Norma Shearer ended her onscreen days with a trio of pictures that proved, more or less definitively, that what had seemed like a new direction in The Women (Norma playing a spirited, contemporary woman with a sense of humor) was actually a dead end, for they took her back to the aristo settings and Great Lady moments that had made up too much of her work in the '30s.

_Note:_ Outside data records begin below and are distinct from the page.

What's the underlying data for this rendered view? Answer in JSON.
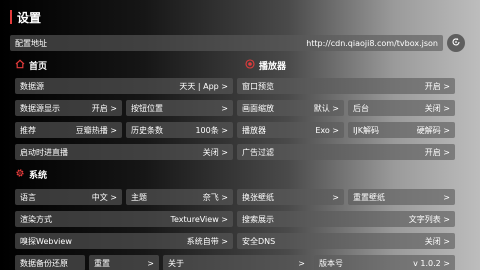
{
  "header": {
    "title": "设置"
  },
  "config": {
    "label": "配置地址",
    "url": "http://cdn.qiaoji8.com/tvbox.json"
  },
  "icons": {
    "home": "home-icon",
    "player": "record-icon",
    "system": "gear-icon",
    "refresh": "refresh-icon"
  },
  "colors": {
    "accent": "#e33b3b"
  },
  "home": {
    "title": "首页",
    "source": {
      "label": "数据源",
      "value": "天天 | App"
    },
    "data_display": {
      "label": "数据源显示",
      "value": "开启"
    },
    "button_position": {
      "label": "按钮位置",
      "value": ""
    },
    "recommend": {
      "label": "推荐",
      "value": "豆瓣热播"
    },
    "history": {
      "label": "历史条数",
      "value": "100条"
    },
    "live_on_start": {
      "label": "启动时进直播",
      "value": "关闭"
    }
  },
  "player": {
    "title": "播放器",
    "window_preview": {
      "label": "窗口预览",
      "value": "开启"
    },
    "scale": {
      "label": "画面缩放",
      "value": "默认"
    },
    "background": {
      "label": "后台",
      "value": "关闭"
    },
    "player": {
      "label": "播放器",
      "value": "Exo"
    },
    "ijk_decode": {
      "label": "IJK解码",
      "value": "硬解码"
    },
    "ad_filter": {
      "label": "广告过滤",
      "value": "开启"
    }
  },
  "system": {
    "title": "系统",
    "language": {
      "label": "语言",
      "value": "中文"
    },
    "theme": {
      "label": "主题",
      "value": "奈飞"
    },
    "change_wallpaper": {
      "label": "换张壁纸",
      "value": ""
    },
    "reset_wallpaper": {
      "label": "重置壁纸",
      "value": ""
    },
    "render": {
      "label": "渲染方式",
      "value": "TextureView"
    },
    "search_display": {
      "label": "搜索展示",
      "value": "文字列表"
    },
    "sniff": {
      "label": "嗅探Webview",
      "value": "系统自带"
    },
    "safe_dns": {
      "label": "安全DNS",
      "value": "关闭"
    },
    "backup": {
      "label": "数据备份还原",
      "value": ""
    },
    "reset": {
      "label": "重置",
      "value": ""
    },
    "about": {
      "label": "关于",
      "value": ""
    },
    "version": {
      "label": "版本号",
      "value": "v 1.0.2"
    }
  }
}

This isn't, as some have suggested, a case of a studio easing out a falling star (as Warner's did Kay Francis) by throwing her into quickies or stinting on production values. No; it's simply that suddenly it's the 40s, and what Norma does just doesn't play any more. Escape, Her Cardboard Lover, and this one, We Were Dancing, all had respectable sources (a popular novel, a stage favorite, and a pair of Coward one-acts) and were given the full glossy MGM finish - sets, costumes, lingering flattering close-ups, and hordes of extras when necessary. Escape had a Special Prestige Guest Star in Alla Nazimova, and both it and Cardboard Lover paired Norma with rising favorite Robert Taylor.

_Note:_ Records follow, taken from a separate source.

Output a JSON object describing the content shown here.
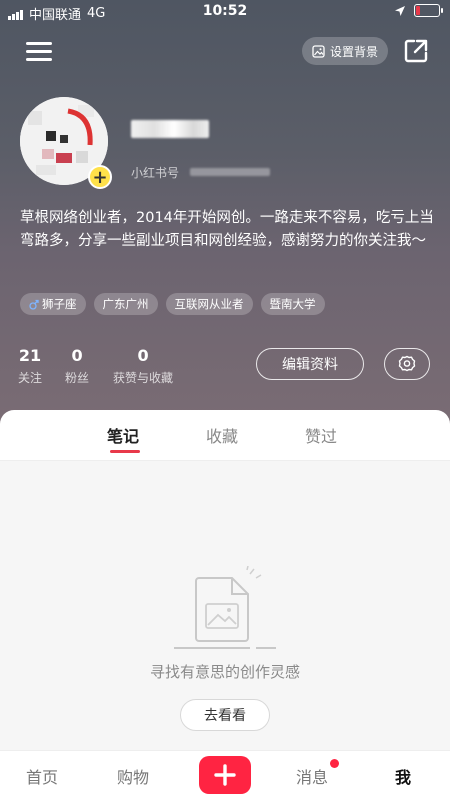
{
  "status_bar": {
    "carrier": "中国联通",
    "network": "4G",
    "time": "10:52"
  },
  "header": {
    "set_background_label": "设置背景"
  },
  "profile": {
    "rednote_id_label": "小红书号",
    "bio": "草根网络创业者，2014年开始网创。一路走来不容易，吃亏上当弯路多，分享一些副业项目和网创经验，感谢努力的你关注我～",
    "tags": [
      {
        "label": "狮子座",
        "icon": "male-icon"
      },
      {
        "label": "广东广州"
      },
      {
        "label": "互联网从业者"
      },
      {
        "label": "暨南大学"
      }
    ],
    "stats": {
      "following": {
        "value": "21",
        "label": "关注"
      },
      "followers": {
        "value": "0",
        "label": "粉丝"
      },
      "likes": {
        "value": "0",
        "label": "获赞与收藏"
      }
    },
    "edit_profile_label": "编辑资料"
  },
  "content_tabs": [
    {
      "label": "笔记",
      "active": true
    },
    {
      "label": "收藏",
      "active": false
    },
    {
      "label": "赞过",
      "active": false
    }
  ],
  "empty_state": {
    "text": "寻找有意思的创作灵感",
    "button_label": "去看看"
  },
  "bottom_nav": {
    "home": "首页",
    "shop": "购物",
    "messages": "消息",
    "me": "我"
  },
  "colors": {
    "accent": "#ff2442",
    "badge_yellow": "#ffe14a"
  }
}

We Were Dancing is the Shearer picture that time forgot, and this trailer goes a long way in showing why. It's perfectly fine to fill out out a movie with people like Lee Bowman and veteran character player Alan Mowbray; it's quite another to claim that they constitute part of a "7 Star" cast. It doesn't help that Norma's been burdened with a coiffure that appears to be equal parts meringue and Sue Ann Nivens, or that even when being slapped, Melvyn Douglas looks to be waiting for his next date with Ninotchka. This is the Norma Shearer parodied by Charles Busch - lavish, exquisite in her self-regard, and totally pointless.
All of which is to say I can't wait to see it in its entirely when next the opportunity arises - on top of Norma, Norma, Norma, it has a bit by a very young Ava Gardner, a turn by Marjorie Main as a lady judge, and a moment or two for professional dowager Norma Varden. With all that and Norma's dresses, what more could one ask?